I’m starting a novel. Oh. Well. I’m starting the second draft of a novel, but it’s a rewrite-every-word draft, not a revision, really. This story? I wrote the first draft basically with my eyes closed. It was in some ways a very easy book to write: it came to me staring at a blank new document, and from a sparked idea to the last word typed I wrote straight through without detours or distractions. It took about two weeks. In other ways, it was terrifically hard to write, about hard things, and I’m afraid to revisit it because I have no idea if anyone else on earth wants to read something that is, yes, partly porn, but is also partly about how sexual assault fucks people up, a topic that is not, in fact, erotic.
(I’m not talking about titillating non-con or dub-con, written with the intent to arouse. I’m talking about a character you already know walks in on page one and says, “Hey, since the last time we talked? This happened.” And everything after that is ripple effects.)
The idea of trying to categorize this story anywhere? Does my head in. At this point, I can’t justify writing a story that no one will want to read. But I’ve re-read the first draft of this since I wrote it, and it wants to be rewritten.
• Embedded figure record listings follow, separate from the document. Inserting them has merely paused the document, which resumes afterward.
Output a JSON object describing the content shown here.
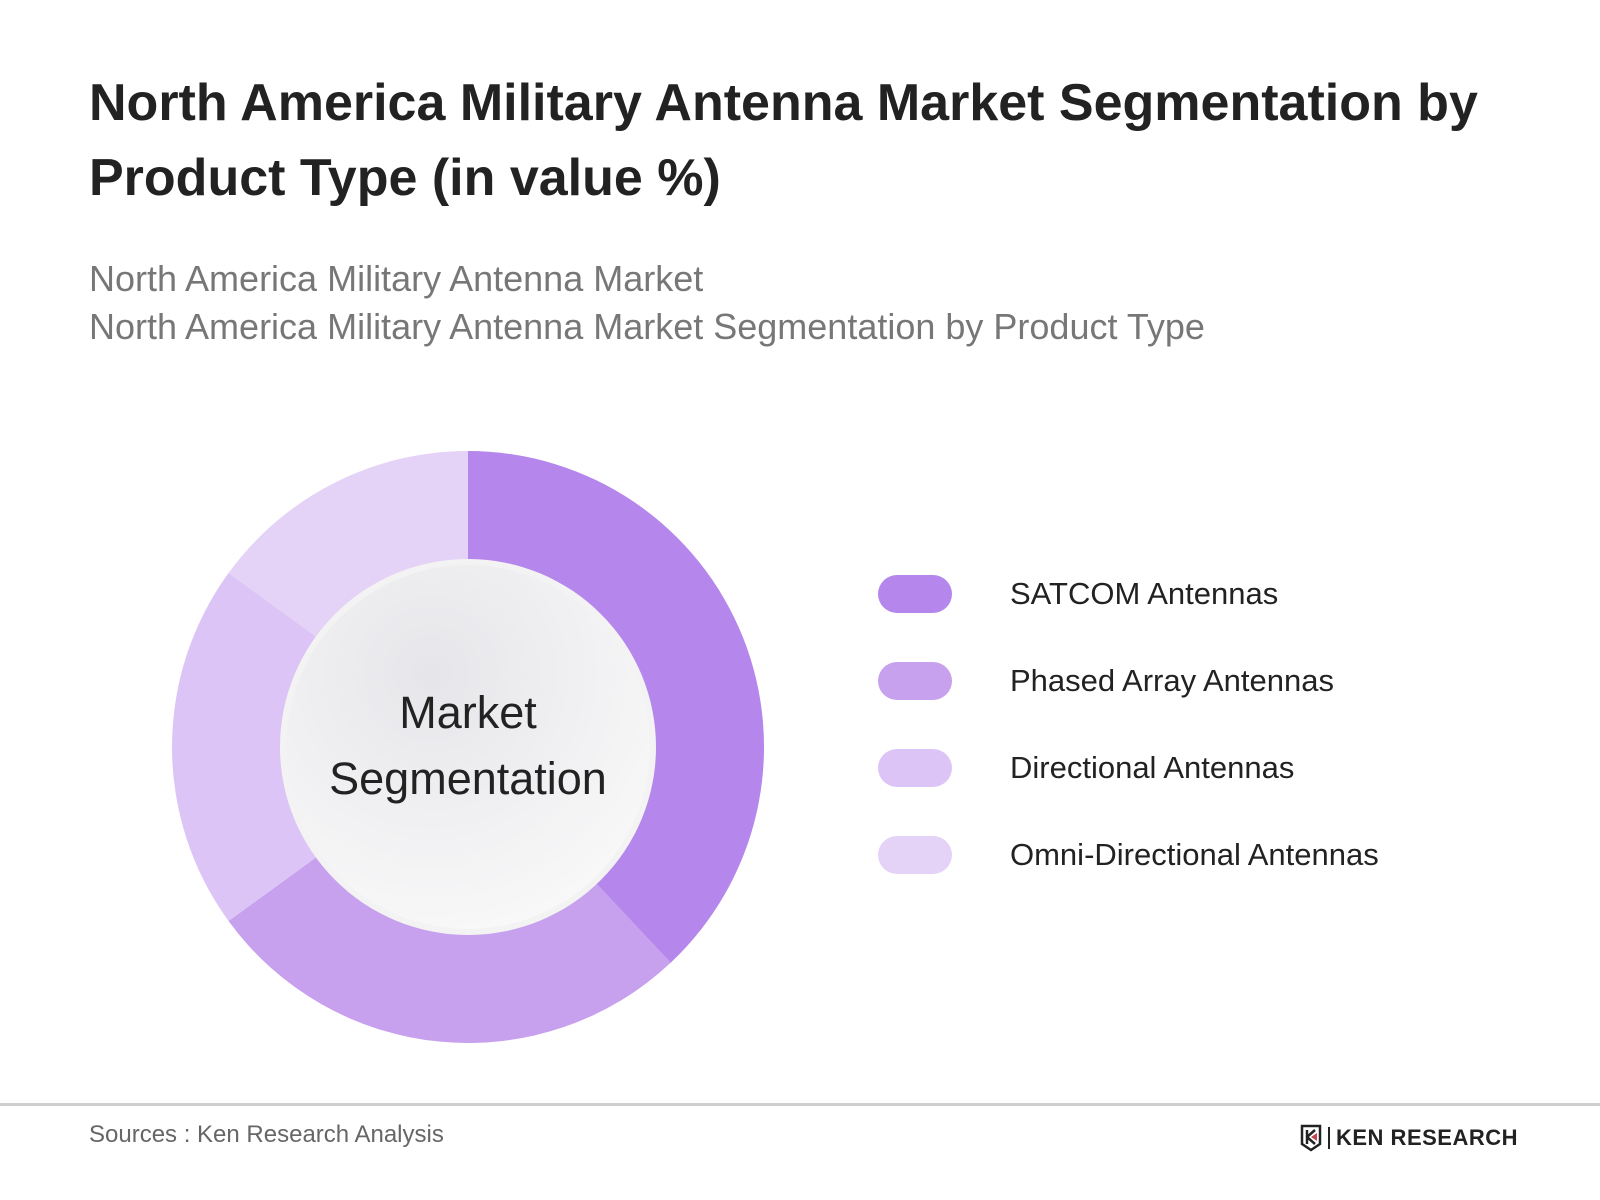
{
  "header": {
    "title": "North America Military Antenna Market Segmentation by Product Type (in value %)",
    "subtitle_1": "North America Military Antenna Market",
    "subtitle_2": "North America Military Antenna Market Segmentation by Product Type"
  },
  "chart_data": {
    "type": "pie",
    "variant": "donut",
    "center_label": "Market Segmentation",
    "categories": [
      "SATCOM Antennas",
      "Phased Array Antennas",
      "Directional Antennas",
      "Omni-Directional Antennas"
    ],
    "values": [
      38,
      27,
      20,
      15
    ],
    "unit": "%",
    "colors": [
      "#b586eb",
      "#c7a0ee",
      "#dcc5f6",
      "#e4d2f7"
    ],
    "legend_position": "right"
  },
  "footer": {
    "source": "Sources : Ken Research Analysis",
    "logo_text": "KEN RESEARCH"
  }
}
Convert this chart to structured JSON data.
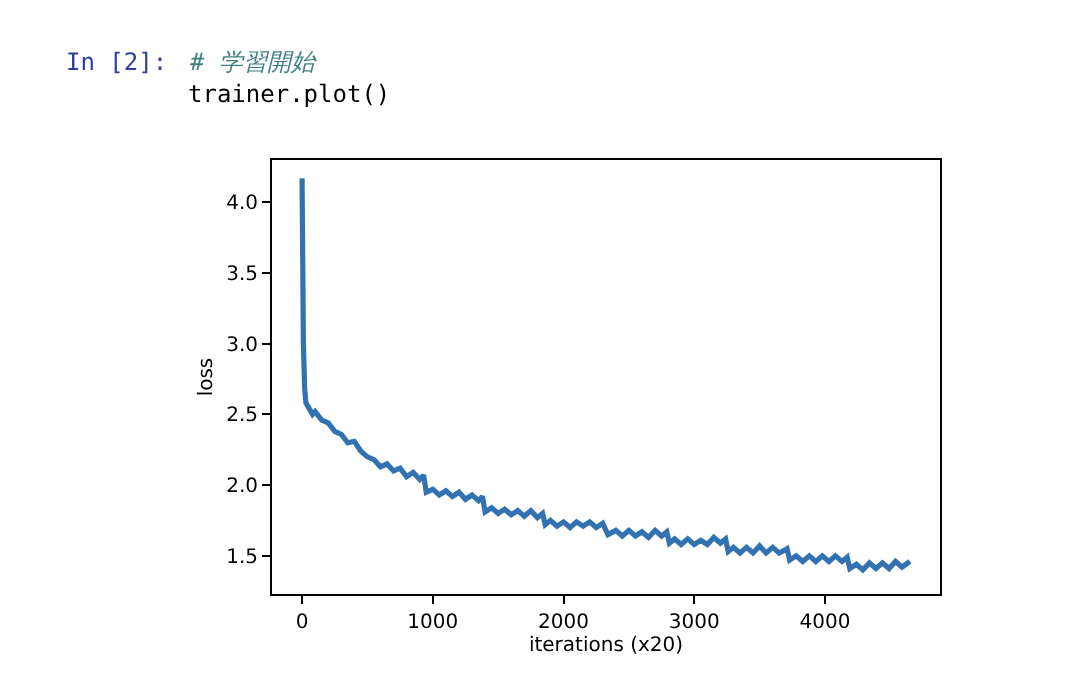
{
  "chart_data": {
    "type": "line",
    "xlabel": "iterations (x20)",
    "ylabel": "loss",
    "annotations": [
      "In [2]:",
      "# 学習開始",
      "trainer.plot()"
    ],
    "xlim": [
      -230,
      4880
    ],
    "ylim": [
      1.23,
      4.3
    ],
    "xticks": [
      0,
      1000,
      2000,
      3000,
      4000
    ],
    "yticks": [
      1.5,
      {
        "value": 2,
        "label": "2.0"
      },
      2.5,
      {
        "value": 3,
        "label": "3.0"
      },
      3.5,
      {
        "value": 4,
        "label": "4.0"
      }
    ],
    "series": [
      {
        "color": "#3372b0",
        "x": [
          0,
          5,
          10,
          20,
          30,
          50,
          80,
          100,
          150,
          200,
          250,
          300,
          350,
          400,
          450,
          500,
          550,
          600,
          650,
          700,
          750,
          800,
          850,
          900,
          930,
          950,
          1000,
          1050,
          1100,
          1150,
          1200,
          1250,
          1300,
          1350,
          1380,
          1400,
          1450,
          1500,
          1550,
          1600,
          1650,
          1700,
          1750,
          1800,
          1840,
          1860,
          1900,
          1950,
          2000,
          2050,
          2100,
          2150,
          2200,
          2250,
          2300,
          2340,
          2400,
          2450,
          2500,
          2550,
          2600,
          2650,
          2700,
          2750,
          2790,
          2810,
          2850,
          2900,
          2950,
          3000,
          3050,
          3100,
          3150,
          3200,
          3240,
          3260,
          3300,
          3350,
          3400,
          3450,
          3500,
          3550,
          3600,
          3650,
          3710,
          3730,
          3780,
          3830,
          3880,
          3930,
          3980,
          4030,
          4080,
          4130,
          4170,
          4190,
          4240,
          4290,
          4340,
          4390,
          4440,
          4490,
          4540,
          4590,
          4650
        ],
        "values": [
          4.17,
          3.6,
          3.0,
          2.68,
          2.58,
          2.55,
          2.5,
          2.52,
          2.46,
          2.44,
          2.38,
          2.36,
          2.3,
          2.31,
          2.24,
          2.2,
          2.18,
          2.13,
          2.15,
          2.1,
          2.12,
          2.06,
          2.09,
          2.04,
          2.07,
          1.95,
          1.97,
          1.93,
          1.96,
          1.92,
          1.95,
          1.9,
          1.93,
          1.89,
          1.92,
          1.81,
          1.84,
          1.8,
          1.83,
          1.79,
          1.82,
          1.78,
          1.82,
          1.77,
          1.8,
          1.72,
          1.75,
          1.71,
          1.74,
          1.7,
          1.74,
          1.71,
          1.74,
          1.7,
          1.73,
          1.65,
          1.68,
          1.64,
          1.68,
          1.64,
          1.67,
          1.63,
          1.68,
          1.64,
          1.67,
          1.59,
          1.62,
          1.58,
          1.62,
          1.58,
          1.61,
          1.58,
          1.63,
          1.59,
          1.62,
          1.53,
          1.56,
          1.52,
          1.56,
          1.52,
          1.57,
          1.52,
          1.56,
          1.52,
          1.55,
          1.47,
          1.5,
          1.46,
          1.5,
          1.46,
          1.5,
          1.46,
          1.5,
          1.46,
          1.49,
          1.41,
          1.44,
          1.4,
          1.45,
          1.41,
          1.45,
          1.41,
          1.46,
          1.42,
          1.46
        ]
      }
    ]
  }
}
It wants more of my time and energy. It’s not just the set-up for the stories that come after. For all that, it could happen entirely off-screen. But fuck, I can’t stop thinking about this first draft, and how very much it wants to be a real boy. So to speak.
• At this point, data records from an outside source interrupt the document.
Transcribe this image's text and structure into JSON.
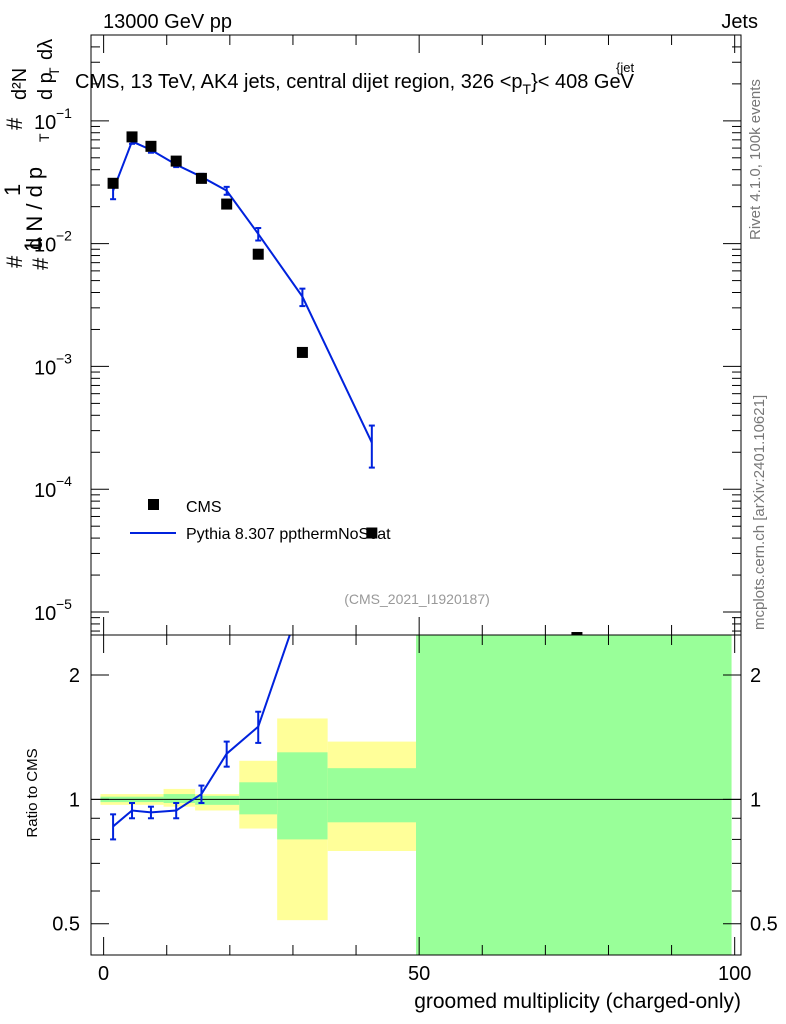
{
  "header": {
    "energy_label": "13000 GeV pp",
    "category_label": "Jets"
  },
  "side_labels": {
    "rivet": "Rivet 4.1.0,  100k events",
    "mcplots": "mcplots.cern.ch [arXiv:2401.10621]"
  },
  "chart_data": [
    {
      "type": "scatter",
      "title": "CMS, 13 TeV, AK4 jets, central dijet region, 326 <p_T^{jet}< 408 GeV",
      "title_parts": {
        "main": "CMS, 13 TeV, AK4 jets, central dijet region, 326 <p",
        "sub": "T",
        "sup": "{jet",
        "tail": "}< 408 GeV"
      },
      "ylabel": "1/(dN/dp_T) d²N/(dp_T dλ)",
      "ylabel_parts": {
        "frac_num": "1",
        "frac_den": "d N / d p",
        "frac_den_sub": "T",
        "d2n": "d²N",
        "den": "d p",
        "den_sub": "T",
        "dlambda": "dλ",
        "hash": "#"
      },
      "yscale": "log",
      "xlim": [
        -2,
        101
      ],
      "ylim": [
        6.5e-06,
        0.5
      ],
      "y_tick_labels": [
        {
          "value": 0.1,
          "base": "10",
          "exp": "−1"
        },
        {
          "value": 0.01,
          "base": "10",
          "exp": "−2"
        },
        {
          "value": 0.001,
          "base": "10",
          "exp": "−3"
        },
        {
          "value": 0.0001,
          "base": "10",
          "exp": "−4"
        },
        {
          "value": 1e-05,
          "base": "10",
          "exp": "−5"
        }
      ],
      "watermark": "(CMS_2021_I1920187)",
      "legend_position": "bottom-left",
      "series": [
        {
          "name": "CMS",
          "style": "markers",
          "color": "#000000",
          "x": [
            1.5,
            4.5,
            7.5,
            11.5,
            15.5,
            19.5,
            24.5,
            31.5,
            42.5,
            75
          ],
          "y": [
            0.031,
            0.074,
            0.062,
            0.047,
            0.034,
            0.021,
            0.0082,
            0.0013,
            4.4e-05,
            6.2e-06
          ]
        },
        {
          "name": "Pythia 8.307 ppthermNoScat",
          "style": "line",
          "color": "#0022dd",
          "x": [
            1.5,
            4.5,
            7.5,
            11.5,
            15.5,
            19.5,
            24.5,
            31.5,
            42.5
          ],
          "y": [
            0.027,
            0.068,
            0.058,
            0.044,
            0.035,
            0.027,
            0.012,
            0.0037,
            0.00024
          ],
          "y_err": [
            0.004,
            0.003,
            0.003,
            0.002,
            0.002,
            0.002,
            0.0014,
            0.0006,
            9e-05
          ]
        }
      ]
    },
    {
      "type": "line",
      "ylabel": "Ratio to CMS",
      "xlabel": "groomed multiplicity (charged-only)",
      "xlim": [
        -2,
        101
      ],
      "ylim": [
        0.42,
        2.5
      ],
      "yscale": "log",
      "x_ticks": [
        0,
        50,
        100
      ],
      "y_ticks": [
        0.5,
        1,
        2
      ],
      "reference_line": 1,
      "uncertainty_bands": [
        {
          "x0": -0.5,
          "x1": 9.5,
          "yellow": [
            0.97,
            1.03
          ],
          "green": [
            0.985,
            1.015
          ]
        },
        {
          "x0": 9.5,
          "x1": 14.5,
          "yellow": [
            0.96,
            1.06
          ],
          "green": [
            0.98,
            1.03
          ]
        },
        {
          "x0": 14.5,
          "x1": 21.5,
          "yellow": [
            0.94,
            1.03
          ],
          "green": [
            0.97,
            1.02
          ]
        },
        {
          "x0": 21.5,
          "x1": 27.5,
          "yellow": [
            0.85,
            1.24
          ],
          "green": [
            0.92,
            1.1
          ]
        },
        {
          "x0": 27.5,
          "x1": 35.5,
          "yellow": [
            0.51,
            1.57
          ],
          "green": [
            0.8,
            1.3
          ]
        },
        {
          "x0": 35.5,
          "x1": 49.5,
          "yellow": [
            0.75,
            1.38
          ],
          "green": [
            0.88,
            1.19
          ]
        },
        {
          "x0": 49.5,
          "x1": 99.5,
          "yellow": [
            0.42,
            2.5
          ],
          "green": [
            0.42,
            2.5
          ]
        }
      ],
      "series": [
        {
          "name": "Pythia 8.307 ppthermNoScat",
          "color": "#0022dd",
          "x": [
            1.5,
            4.5,
            7.5,
            11.5,
            15.5,
            19.5,
            24.5,
            29.5
          ],
          "y": [
            0.86,
            0.94,
            0.93,
            0.94,
            1.03,
            1.29,
            1.5,
            2.5
          ],
          "y_err": [
            0.06,
            0.04,
            0.03,
            0.04,
            0.05,
            0.09,
            0.13,
            0
          ]
        }
      ]
    }
  ]
}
The bitch of it is that stories like this? They’re real. Owning your sexuality after assault is a real fucking thing. Owning your sex life with your partner after they’ve been assaulted? Yeah, man. That’s not something I stumble upon in any form of fiction ever. (Though Third Eye Blind has a song called “Wounded” that, if I’m interpreting it correctly, hits the theme, and includes the memorable all-purpose line, “Back down the bullies to the back of the bus, cause it’s time for them to be scared of us,” and yeah, that knocks me on my ass every time I shout along with it in my car.)
So I want to write this story. I also feel unqualified. And not because I, as a female-bodied human, have never been assaulted. I’ve also never had a penis, and that stops me from writing exactly nothing. But because I’m not good enough yet to write this story. I may never be good enough to write this story.
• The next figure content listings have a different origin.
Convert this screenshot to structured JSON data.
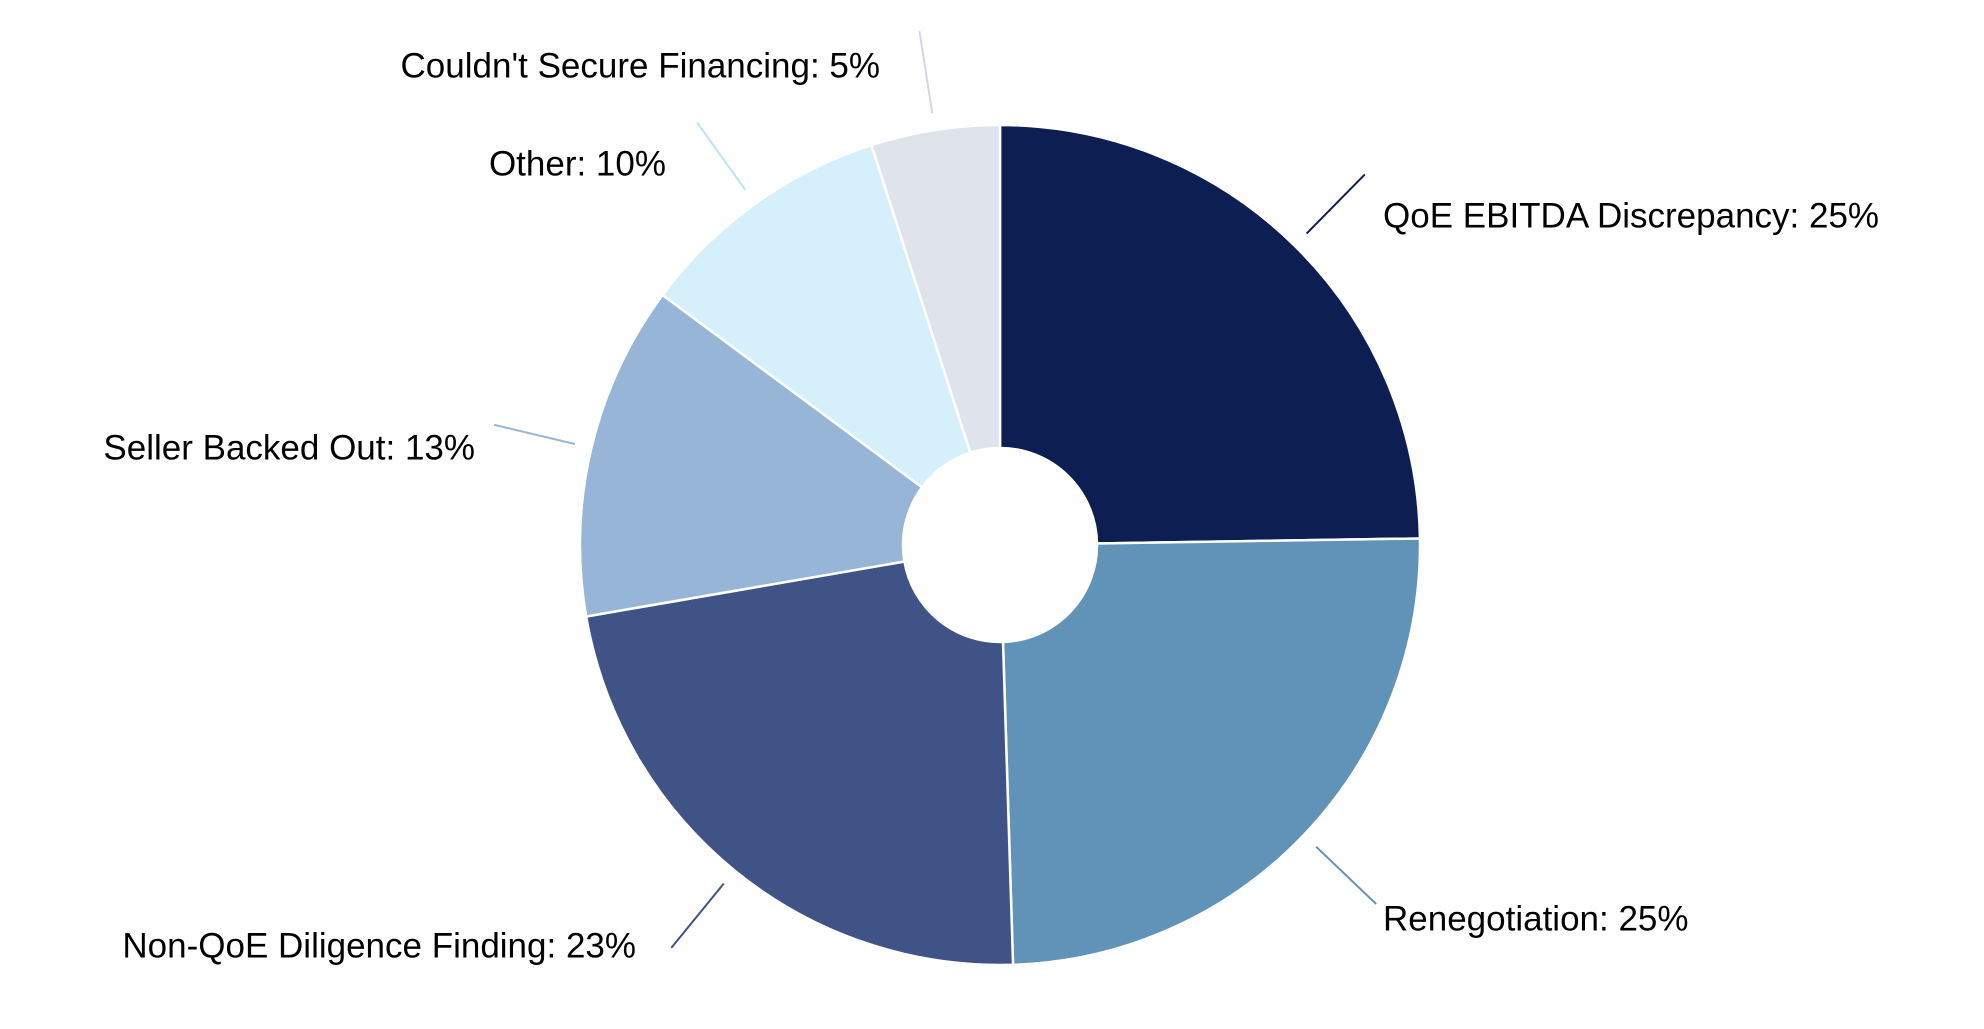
{
  "chart_data": {
    "type": "pie",
    "donut": true,
    "start": "12 o'clock",
    "direction": "clockwise",
    "slices": [
      {
        "label": "QoE EBITDA Discrepancy",
        "value": 25,
        "display": "QoE EBITDA Discrepancy: 25%",
        "color": "#0d1f52"
      },
      {
        "label": "Renegotiation",
        "value": 25,
        "display": "Renegotiation: 25%",
        "color": "#6193b8"
      },
      {
        "label": "Non-QoE Diligence Finding",
        "value": 23,
        "display": "Non-QoE Diligence Finding: 23%",
        "color": "#405387"
      },
      {
        "label": "Seller Backed Out",
        "value": 13,
        "display": "Seller Backed Out: 13%",
        "color": "#97b6d7"
      },
      {
        "label": "Other",
        "value": 10,
        "display": "Other: 10%",
        "color": "#d5effb"
      },
      {
        "label": "Couldn't Secure Financing",
        "value": 5,
        "display": "Couldn't Secure Financing: 5%",
        "color": "#dfe3ec"
      }
    ]
  }
}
And so, I think about it. I over-think it. I’ve considered every scene from every perspective. I’ve agonized over the architecture of the thing, the number of words, the sections, the pacing. I’ve outlined it–twice. Anyone who knows how I feel about outlines (“No, no, it’s great, pull another fingernail off with your pliers, I love it”) will understand that forcing myself through two outlines is insane.
It’s become clear to me that I can wallow here in writerly paralysis, terrified of my book, obsessed with potentially marketing it (“An erotic romance about rape and breaking up with your one true love!”), bowled over by the many, many ways it could go wrong…or I can just shut the fuck up and write the thing.
This story? Wants to be told from four perspectives. It wants to be a novel with two distinctly different parts. It wants to offer very fucking little in the way of resolution, and forget happily ever after. Forget happy for now, for most people (though others will see hints of HFN). It does not want to offer equal time to all perspectives. (This may not be an obvious obsession of mine. Were you to run the word counts of The Scientific Method, you’d find that Hugh’s perspective and Will’s perspective get almost perfectly equal time. It’s a sick bit of OCD, trying to always have everything balance out, and it doesn’t always suit the story.)
It really, really wants to be written. I am compelled. You may see it, you may not, but it’s increasingly clear that if I value my worth–if I respect my story–I sure as hell better get my shit together to write it.